Dr MICHEL CHASSANG – La période est effectivement très particulière. Nous voilà exactement un an après les élections aux URPS [unions régionales des professionnels de santé] pour lesquelles, en faisant campagne, nous avions fait deux promesses. Un : nettoyer la loi Bachelot, via un projet de loi à l’Assemblée nationale, de tout son contenu de mesures plus vexatoires les unes que les autres vis-à-vis de la médecine libérale. Deux : signer une convention assise sur un certain nombre de principes et sur un programme défini avec un syndicat ami, le SML. Un an plus tard, où en est-on ? La loi Fourcade a été votée – même si la RCP reste un sujet à résoudre en raison de la décision du Conseil constitutionnel ; nous avons changé de ministre ; une convention a été signée en juillet. Nous avons – et c’est une satisfaction – tenu nos engagements.
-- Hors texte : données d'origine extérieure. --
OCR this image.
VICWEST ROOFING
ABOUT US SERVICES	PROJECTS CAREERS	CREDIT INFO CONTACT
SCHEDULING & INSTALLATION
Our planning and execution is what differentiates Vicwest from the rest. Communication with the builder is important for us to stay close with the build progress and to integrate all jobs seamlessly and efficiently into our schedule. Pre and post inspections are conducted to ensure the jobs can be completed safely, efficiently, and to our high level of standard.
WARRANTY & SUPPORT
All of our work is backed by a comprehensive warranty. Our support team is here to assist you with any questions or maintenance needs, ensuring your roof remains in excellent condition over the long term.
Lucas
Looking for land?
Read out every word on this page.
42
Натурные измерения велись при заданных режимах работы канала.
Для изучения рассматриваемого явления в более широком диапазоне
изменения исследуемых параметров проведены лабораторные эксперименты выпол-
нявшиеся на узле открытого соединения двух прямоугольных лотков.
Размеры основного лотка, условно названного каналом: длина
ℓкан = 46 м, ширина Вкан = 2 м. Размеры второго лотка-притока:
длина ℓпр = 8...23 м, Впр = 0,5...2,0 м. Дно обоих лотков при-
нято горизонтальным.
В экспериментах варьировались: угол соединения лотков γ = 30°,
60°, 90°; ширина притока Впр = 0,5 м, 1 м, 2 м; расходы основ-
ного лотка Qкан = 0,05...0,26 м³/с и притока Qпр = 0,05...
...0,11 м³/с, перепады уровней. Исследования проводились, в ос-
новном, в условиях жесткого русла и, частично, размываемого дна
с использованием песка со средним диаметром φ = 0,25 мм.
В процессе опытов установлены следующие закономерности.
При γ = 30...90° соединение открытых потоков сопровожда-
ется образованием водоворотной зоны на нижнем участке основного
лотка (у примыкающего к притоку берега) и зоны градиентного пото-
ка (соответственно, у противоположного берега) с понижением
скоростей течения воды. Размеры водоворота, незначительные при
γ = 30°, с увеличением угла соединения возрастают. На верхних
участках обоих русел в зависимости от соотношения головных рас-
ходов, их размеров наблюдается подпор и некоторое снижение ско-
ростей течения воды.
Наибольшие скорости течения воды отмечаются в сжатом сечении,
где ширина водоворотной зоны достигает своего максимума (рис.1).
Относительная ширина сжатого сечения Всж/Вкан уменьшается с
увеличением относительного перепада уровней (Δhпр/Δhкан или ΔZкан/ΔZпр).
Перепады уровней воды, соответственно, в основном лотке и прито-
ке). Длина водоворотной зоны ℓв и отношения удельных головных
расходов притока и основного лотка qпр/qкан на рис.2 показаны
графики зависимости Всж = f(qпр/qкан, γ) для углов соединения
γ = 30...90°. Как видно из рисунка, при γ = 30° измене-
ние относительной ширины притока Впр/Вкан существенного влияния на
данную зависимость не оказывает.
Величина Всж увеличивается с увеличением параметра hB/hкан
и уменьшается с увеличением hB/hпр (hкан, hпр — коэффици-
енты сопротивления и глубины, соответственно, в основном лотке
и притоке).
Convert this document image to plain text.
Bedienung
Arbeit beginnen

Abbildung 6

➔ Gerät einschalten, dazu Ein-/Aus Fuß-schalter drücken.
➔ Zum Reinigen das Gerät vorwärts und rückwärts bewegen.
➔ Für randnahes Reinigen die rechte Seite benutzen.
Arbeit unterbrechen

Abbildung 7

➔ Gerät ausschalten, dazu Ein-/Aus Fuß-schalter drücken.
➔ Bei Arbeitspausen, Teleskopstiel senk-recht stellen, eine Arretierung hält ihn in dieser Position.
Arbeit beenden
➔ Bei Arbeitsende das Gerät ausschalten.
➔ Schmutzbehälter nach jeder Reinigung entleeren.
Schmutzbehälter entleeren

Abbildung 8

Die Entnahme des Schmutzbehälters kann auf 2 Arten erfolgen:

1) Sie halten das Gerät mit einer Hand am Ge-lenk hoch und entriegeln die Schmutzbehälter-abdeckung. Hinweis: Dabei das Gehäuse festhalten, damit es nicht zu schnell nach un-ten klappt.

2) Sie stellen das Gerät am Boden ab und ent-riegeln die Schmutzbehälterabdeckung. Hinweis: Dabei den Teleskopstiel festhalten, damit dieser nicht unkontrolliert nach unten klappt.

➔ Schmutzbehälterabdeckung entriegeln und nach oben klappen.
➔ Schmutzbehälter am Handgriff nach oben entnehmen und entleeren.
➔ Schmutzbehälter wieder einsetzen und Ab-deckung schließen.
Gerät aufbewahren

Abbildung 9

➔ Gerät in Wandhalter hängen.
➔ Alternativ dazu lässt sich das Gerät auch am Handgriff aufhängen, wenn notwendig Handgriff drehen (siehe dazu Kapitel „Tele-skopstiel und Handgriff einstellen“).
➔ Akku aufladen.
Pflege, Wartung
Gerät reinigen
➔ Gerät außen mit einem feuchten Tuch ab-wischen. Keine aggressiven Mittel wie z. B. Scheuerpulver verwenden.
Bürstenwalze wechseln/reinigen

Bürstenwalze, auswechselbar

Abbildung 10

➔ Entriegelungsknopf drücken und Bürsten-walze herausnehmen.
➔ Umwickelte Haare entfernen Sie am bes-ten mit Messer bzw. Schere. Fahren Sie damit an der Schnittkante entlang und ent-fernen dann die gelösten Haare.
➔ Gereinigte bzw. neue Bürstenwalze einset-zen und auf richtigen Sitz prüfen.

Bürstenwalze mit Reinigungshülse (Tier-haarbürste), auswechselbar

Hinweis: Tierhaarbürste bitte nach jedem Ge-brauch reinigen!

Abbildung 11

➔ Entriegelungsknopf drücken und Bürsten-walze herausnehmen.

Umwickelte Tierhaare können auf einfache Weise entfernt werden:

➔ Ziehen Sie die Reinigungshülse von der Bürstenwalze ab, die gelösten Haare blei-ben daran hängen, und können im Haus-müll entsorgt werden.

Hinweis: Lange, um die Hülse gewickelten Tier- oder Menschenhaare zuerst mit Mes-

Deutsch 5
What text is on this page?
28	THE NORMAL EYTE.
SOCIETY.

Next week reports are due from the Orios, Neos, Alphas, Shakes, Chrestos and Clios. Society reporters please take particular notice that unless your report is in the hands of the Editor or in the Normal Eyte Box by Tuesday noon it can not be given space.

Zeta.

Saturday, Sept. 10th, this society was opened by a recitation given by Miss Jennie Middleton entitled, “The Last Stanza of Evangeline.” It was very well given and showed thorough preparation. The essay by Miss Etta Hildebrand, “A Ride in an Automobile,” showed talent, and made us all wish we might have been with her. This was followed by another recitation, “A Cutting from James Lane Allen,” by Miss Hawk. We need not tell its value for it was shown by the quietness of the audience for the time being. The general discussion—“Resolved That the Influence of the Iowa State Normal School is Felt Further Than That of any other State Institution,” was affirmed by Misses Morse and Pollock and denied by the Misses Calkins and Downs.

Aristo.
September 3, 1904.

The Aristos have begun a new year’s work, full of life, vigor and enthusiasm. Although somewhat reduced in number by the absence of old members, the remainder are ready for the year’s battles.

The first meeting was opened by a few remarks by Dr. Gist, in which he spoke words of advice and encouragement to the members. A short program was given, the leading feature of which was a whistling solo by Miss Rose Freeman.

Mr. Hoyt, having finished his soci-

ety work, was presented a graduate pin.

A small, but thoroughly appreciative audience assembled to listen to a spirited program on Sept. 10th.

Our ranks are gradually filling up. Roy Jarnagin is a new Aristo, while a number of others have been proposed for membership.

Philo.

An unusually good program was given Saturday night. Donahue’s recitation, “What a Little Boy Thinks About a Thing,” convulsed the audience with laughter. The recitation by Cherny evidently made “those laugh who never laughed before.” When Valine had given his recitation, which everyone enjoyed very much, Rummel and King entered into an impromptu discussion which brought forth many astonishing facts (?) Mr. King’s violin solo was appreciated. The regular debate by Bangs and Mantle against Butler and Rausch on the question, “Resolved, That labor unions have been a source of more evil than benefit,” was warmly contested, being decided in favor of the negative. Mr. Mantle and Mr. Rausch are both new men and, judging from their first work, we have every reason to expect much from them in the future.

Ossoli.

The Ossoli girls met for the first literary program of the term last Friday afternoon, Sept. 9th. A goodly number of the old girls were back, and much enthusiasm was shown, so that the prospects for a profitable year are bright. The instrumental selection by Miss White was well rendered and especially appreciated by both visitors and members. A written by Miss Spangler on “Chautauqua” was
Sur la convention précisément, n’êtes-vous pas tenté, comme le syndicat « ami » que vous citez, de parler de « marché de dupe » ?

Nous venons de signer, c’était il y a un mois ! Bien sûr qu’apparaissent des difficultés mais notre signature est une signature de combat. Maintenant, il va falloir se battre bec et ongles avec l’assurance-maladie pour faire en sorte que toutes les dispositions – et pas seulement certaines, j’insiste – soient bien mises en œuvre. Je pense en particulier à la réforme des consultations, à la mise en place du secteur optionnel et à l’instauration du P4P [paiement à la performance]. À une encablure d’une élection présidentielle majeure, nous ferons tout – je dis bien « tout » – pour que la santé soit au cœur de la campagne.

Vous évoquez le P4P. Êtes-vous certain que le concept passe bien du côté des médecins ?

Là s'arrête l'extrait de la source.